Determined by Shapiro-Wilk test. Important rule: if comparing two groups and one is normal but the other is non-normal, treat the overall comparison as non-parametric.
Complete Decision Tree
Two Groups
| Subject type | Distribution | Test |
|---|---|---|
| Different subjects (independent) | Parametric | Independent samples t-test (Student’s) |
| Different subjects (independent) | Non-parametric | Mann-Whitney U test |
| Same subject (dependent/paired) | Parametric | Paired samples t-test |
| Same subject (dependent/paired) | Non-parametric | Wilcoxon signed-rank test |
Three or More Groups
| Subject type | Distribution | Test |
|---|---|---|
| Different subjects (independent) | Parametric | One-way ANOVA |
| Different subjects (independent) | Non-parametric | Kruskal-Wallis H test |
| Same subject (dependent/paired) | Parametric | Repeated measures ANOVA |
| Same subject (dependent/paired) | Non-parametric | Friedman test |
Examples Used to Illustrate
| Scenario | Subject type | Groups | Example test |
|---|---|---|---|
| Benfica xG vs. opposition xG | Different | 2 | Mann-Whitney U (one normal, one non-normal) |
| Benfica home vs. away | Same | 2 | Paired t-test or Wilcoxon |
| Benfica win vs. draw vs. loss | Same | 3 | Repeated measures ANOVA or Friedman |
| Benfica vs. Porto vs. Sporting | Different | 3 | One-way ANOVA or Kruskal-Wallis H |
| Benfica home vs. Porto away | Different | 2 | Independent t-test or Mann-Whitney U |
Data Organization in Excel
For same-subject (paired) comparisons
- Data organized side by side in columns (e.g., Column A = home values, Column B = away values)
- Each row = a matched pair (1st home game with 1st away game, etc.)
- Number of observations in each column must be equal
For different-subject (independent) comparisons
- Data in a single column with all values stacked
- A grouping variable column identifies which group each value belongs to (e.g., “Benfica” or “Opposition”)
- In Jamovi, use the “Split by” function for descriptive statistics
Practical data preparation steps
- Start with full dataset in Excel
- Filter to relevant competition (e.g., league only)
- Filter to relevant team
- Add column for condition variable (e.g., “Home” / “Away”)

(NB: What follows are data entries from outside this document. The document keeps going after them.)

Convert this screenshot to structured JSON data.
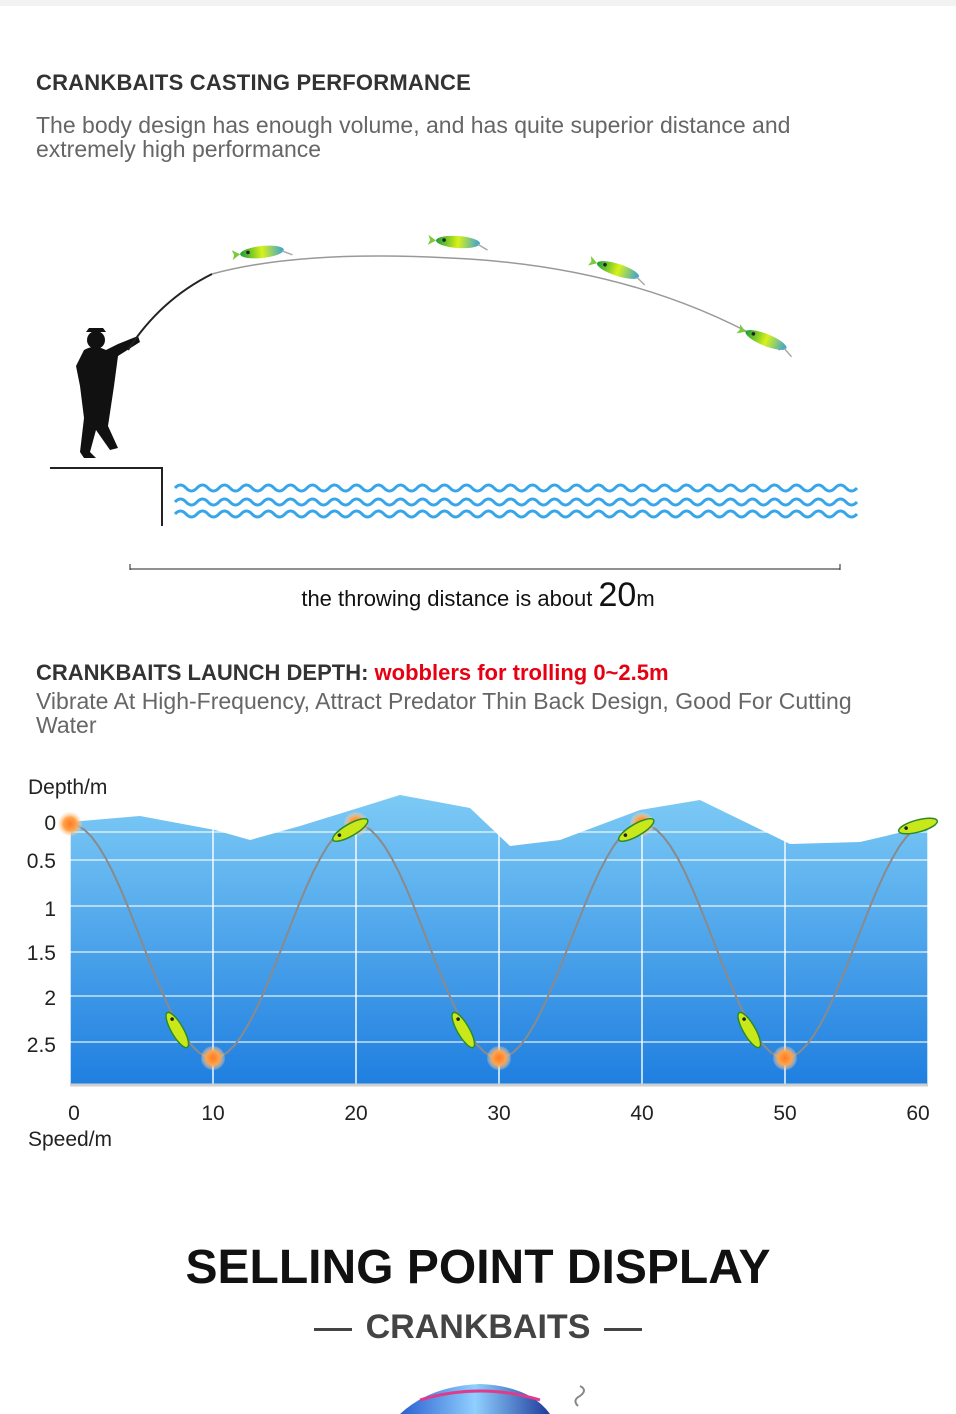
{
  "casting": {
    "title": "CRANKBAITS CASTING PERFORMANCE",
    "description": "The body design has enough volume, and has quite superior distance and extremely high performance",
    "distance_prefix": "the throwing distance is about ",
    "distance_value": "20",
    "distance_unit": "m"
  },
  "depth": {
    "title": "CRANKBAITS LAUNCH DEPTH: ",
    "title_highlight": "wobblers for trolling 0~2.5m",
    "description": "Vibrate At High-Frequency, Attract Predator Thin Back Design, Good For Cutting Water",
    "y_axis_label": "Depth/m",
    "x_axis_label": "Speed/m",
    "y_ticks": [
      "0",
      "0.5",
      "1",
      "1.5",
      "2",
      "2.5"
    ],
    "x_ticks": [
      "0",
      "10",
      "20",
      "30",
      "40",
      "50",
      "60"
    ],
    "colors": {
      "water_top": "#5bb8f0",
      "water_bottom": "#2a86e0",
      "highlight": "#e60012",
      "marker": "#ff8a30"
    }
  },
  "selling": {
    "title": "SELLING POINT DISPLAY",
    "subtitle": "CRANKBAITS"
  }
}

- Keep only the dependent variable column(s) needed
- Reorganize into appropriate format
- Remove all filters before importing to Jamovi
- Delete extraneous columns
Practical Exercise
15-minute timed exercise:
- Task: Compare FC Porto’s ball possession at home vs. away (2023-24 Liga Portugal, 10 games each)

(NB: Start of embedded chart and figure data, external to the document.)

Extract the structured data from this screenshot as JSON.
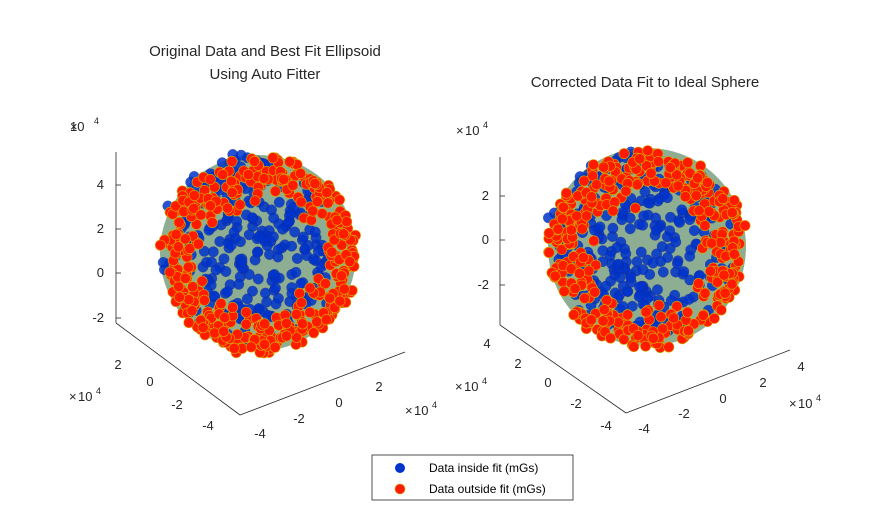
{
  "chart_data": [
    {
      "type": "scatter",
      "title_lines": [
        "Original Data and Best Fit Ellipsoid",
        "Using Auto Fitter"
      ],
      "axis_exponent": "10",
      "axis_exponent_power": "4",
      "x_ticks": [
        "-4",
        "-2",
        "0",
        "2"
      ],
      "y_ticks": [
        "2",
        "0",
        "-2",
        "-4"
      ],
      "z_ticks": [
        "4",
        "2",
        "0",
        "-2"
      ],
      "xlim": [
        -4.5,
        4.0
      ],
      "ylim": [
        -4.5,
        3.0
      ],
      "zlim": [
        -3.0,
        5.5
      ],
      "surface": "best fit ellipsoid",
      "series": [
        {
          "name": "Data inside fit (mGs)",
          "color": "#0033cc",
          "marker": "circle",
          "count_estimate": 300
        },
        {
          "name": "Data outside fit (mGs)",
          "color": "#ff1a00",
          "marker": "circle",
          "count_estimate": 420
        }
      ],
      "grid": false
    },
    {
      "type": "scatter",
      "title_lines": [
        "Corrected Data Fit to Ideal Sphere"
      ],
      "axis_exponent": "10",
      "axis_exponent_power": "4",
      "x_ticks": [
        "-4",
        "-2",
        "0",
        "2",
        "4"
      ],
      "y_ticks": [
        "4",
        "2",
        "0",
        "-2",
        "-4"
      ],
      "z_ticks": [
        "2",
        "0",
        "-2"
      ],
      "xlim": [
        -4.5,
        4.5
      ],
      "ylim": [
        -4.5,
        4.5
      ],
      "zlim": [
        -3.5,
        3.5
      ],
      "surface": "ideal sphere",
      "series": [
        {
          "name": "Data inside fit (mGs)",
          "color": "#0033cc",
          "marker": "circle",
          "count_estimate": 300
        },
        {
          "name": "Data outside fit (mGs)",
          "color": "#ff1a00",
          "marker": "circle",
          "count_estimate": 420
        }
      ],
      "grid": false
    }
  ],
  "legend": {
    "placement": "bottom-center",
    "entries": [
      {
        "label": "Data inside fit (mGs)",
        "color": "#0033cc"
      },
      {
        "label": "Data outside fit (mGs)",
        "color": "#ff1a00"
      }
    ]
  },
  "colors": {
    "inside": "#0033cc",
    "outside": "#ff1a00",
    "outside_edge": "#d4aa00",
    "surface": "#2f6b3a",
    "axis": "#262626"
  }
}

- Dependent variable: Possession percentage
- Independent variable: Match venue (home/away)
- Analysis type: Same subject, two groups (paired)
- Steps:
- Organize Excel data (filter Porto league matches, label home/away, extract possession)
- Import into Jamovi
- Run Shapiro-Wilk normality test on both conditions
- Select appropriate test based on normality results
- Determine if there is a statistically significant difference
Key Terminology
| Term | Definition |
|---|---|
| Dependent variable | The variable being measured (e.g., possession, xG) |
| Independent variable | The condition or grouping factor (e.g., home/away) |
| Parametric data | Follows normal distribution (Shapiro-Wilk p > 0.05) |
| Non-parametric data | Does not follow normal distribution (Shapiro-Wilk p < 0.05) |
| Statistical significance | p < 0.05 on inferential test |
| Paired/Dependent | Comparing the same entity across conditions |
| Independent | Comparing different entities |
Software and Tools
| Tool | Purpose |
|---|---|
| Jamovi | Primary statistical software for all analyses |
| Microsoft Excel / Office 365 | Data preparation before importing to Jamovi |
| Moodle | Lecture recordings and materials |
What Comes Next
- Next lecture will cover effect size — measuring the magnitude of a difference, beyond just whether it is significant.
- Five analysis aims to complete across practical exercises.